Jordan's next assignment will be a dual role as Commander, Task Force 56 and Commander, Navy Expeditionary Combat Forces in Bahrain.

Coming from the Military Sealift Fleet Support Command where he served as the director of operations, Krueger explained he had to depend on the guidance of Jordan and his staff to transform him from a blue water Sailor to a brown water Sailor.

"It is truly an honor to be your commodore," said Krueger. "I look forward to standing shoulder to shoulder with you attacking many challenges and opportunities that lie ahead of us."
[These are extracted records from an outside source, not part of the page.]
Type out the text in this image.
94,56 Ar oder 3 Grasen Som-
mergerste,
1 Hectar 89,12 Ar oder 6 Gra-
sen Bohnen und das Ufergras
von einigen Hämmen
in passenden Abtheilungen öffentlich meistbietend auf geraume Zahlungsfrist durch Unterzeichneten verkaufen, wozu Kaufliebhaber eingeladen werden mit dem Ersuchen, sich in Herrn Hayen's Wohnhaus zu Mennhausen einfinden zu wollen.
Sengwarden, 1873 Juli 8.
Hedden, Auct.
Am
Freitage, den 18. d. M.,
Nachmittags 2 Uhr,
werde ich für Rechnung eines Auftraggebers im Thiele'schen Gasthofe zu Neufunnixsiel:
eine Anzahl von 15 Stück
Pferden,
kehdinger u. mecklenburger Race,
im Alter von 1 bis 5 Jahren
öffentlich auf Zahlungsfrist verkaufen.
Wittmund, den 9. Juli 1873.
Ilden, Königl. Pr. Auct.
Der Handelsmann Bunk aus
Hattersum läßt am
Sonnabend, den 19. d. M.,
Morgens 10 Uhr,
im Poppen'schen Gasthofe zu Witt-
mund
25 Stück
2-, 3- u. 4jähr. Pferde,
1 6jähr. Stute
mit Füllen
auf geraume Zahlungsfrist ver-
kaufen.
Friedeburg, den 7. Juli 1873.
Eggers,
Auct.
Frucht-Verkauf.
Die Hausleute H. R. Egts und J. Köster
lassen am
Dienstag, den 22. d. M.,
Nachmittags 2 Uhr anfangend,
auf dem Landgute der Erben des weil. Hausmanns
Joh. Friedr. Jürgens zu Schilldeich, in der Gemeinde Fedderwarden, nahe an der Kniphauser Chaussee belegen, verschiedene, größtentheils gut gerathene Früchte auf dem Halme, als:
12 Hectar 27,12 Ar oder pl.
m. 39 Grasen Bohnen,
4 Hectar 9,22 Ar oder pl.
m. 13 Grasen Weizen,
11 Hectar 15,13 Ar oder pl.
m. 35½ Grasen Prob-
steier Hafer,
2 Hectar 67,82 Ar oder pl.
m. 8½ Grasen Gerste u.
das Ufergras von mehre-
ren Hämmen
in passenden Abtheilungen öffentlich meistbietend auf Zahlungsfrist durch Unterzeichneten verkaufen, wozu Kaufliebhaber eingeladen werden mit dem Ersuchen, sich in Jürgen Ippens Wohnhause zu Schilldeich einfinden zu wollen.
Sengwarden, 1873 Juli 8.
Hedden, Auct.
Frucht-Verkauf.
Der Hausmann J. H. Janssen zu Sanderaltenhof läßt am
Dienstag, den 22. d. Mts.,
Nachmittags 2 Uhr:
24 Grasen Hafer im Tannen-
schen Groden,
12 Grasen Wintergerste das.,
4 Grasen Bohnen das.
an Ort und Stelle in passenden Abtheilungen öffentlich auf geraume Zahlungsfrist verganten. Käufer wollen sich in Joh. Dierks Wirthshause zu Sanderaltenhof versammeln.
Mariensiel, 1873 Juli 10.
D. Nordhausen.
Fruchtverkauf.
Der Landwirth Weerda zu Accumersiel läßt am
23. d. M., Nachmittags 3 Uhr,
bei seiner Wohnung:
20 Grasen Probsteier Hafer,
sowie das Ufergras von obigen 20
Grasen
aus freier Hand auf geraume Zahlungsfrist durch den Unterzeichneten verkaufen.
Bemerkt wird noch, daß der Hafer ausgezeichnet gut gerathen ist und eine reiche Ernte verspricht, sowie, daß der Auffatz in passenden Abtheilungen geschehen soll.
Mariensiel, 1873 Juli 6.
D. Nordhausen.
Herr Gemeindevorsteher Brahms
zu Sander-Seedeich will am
Riverine forces make up two percent of the NECC's total force of approximately 40,000 Sailors, including individual augmentees. As one of the Navy's type commanders, NECC centrally manages the current and future readiness, resources, manning, training and equipping of expeditionary Sailors who are currently serving in every theater of operation. These capabilities include naval construction, dive and salvage, and explosive ordnance disposal, which have been a part of the Navy for several decades. Not only did NECC bring some existing forces together, they also introduced and restructured new capabilities, such as maritime civil affairs, expeditionary intelligence and expeditionary training.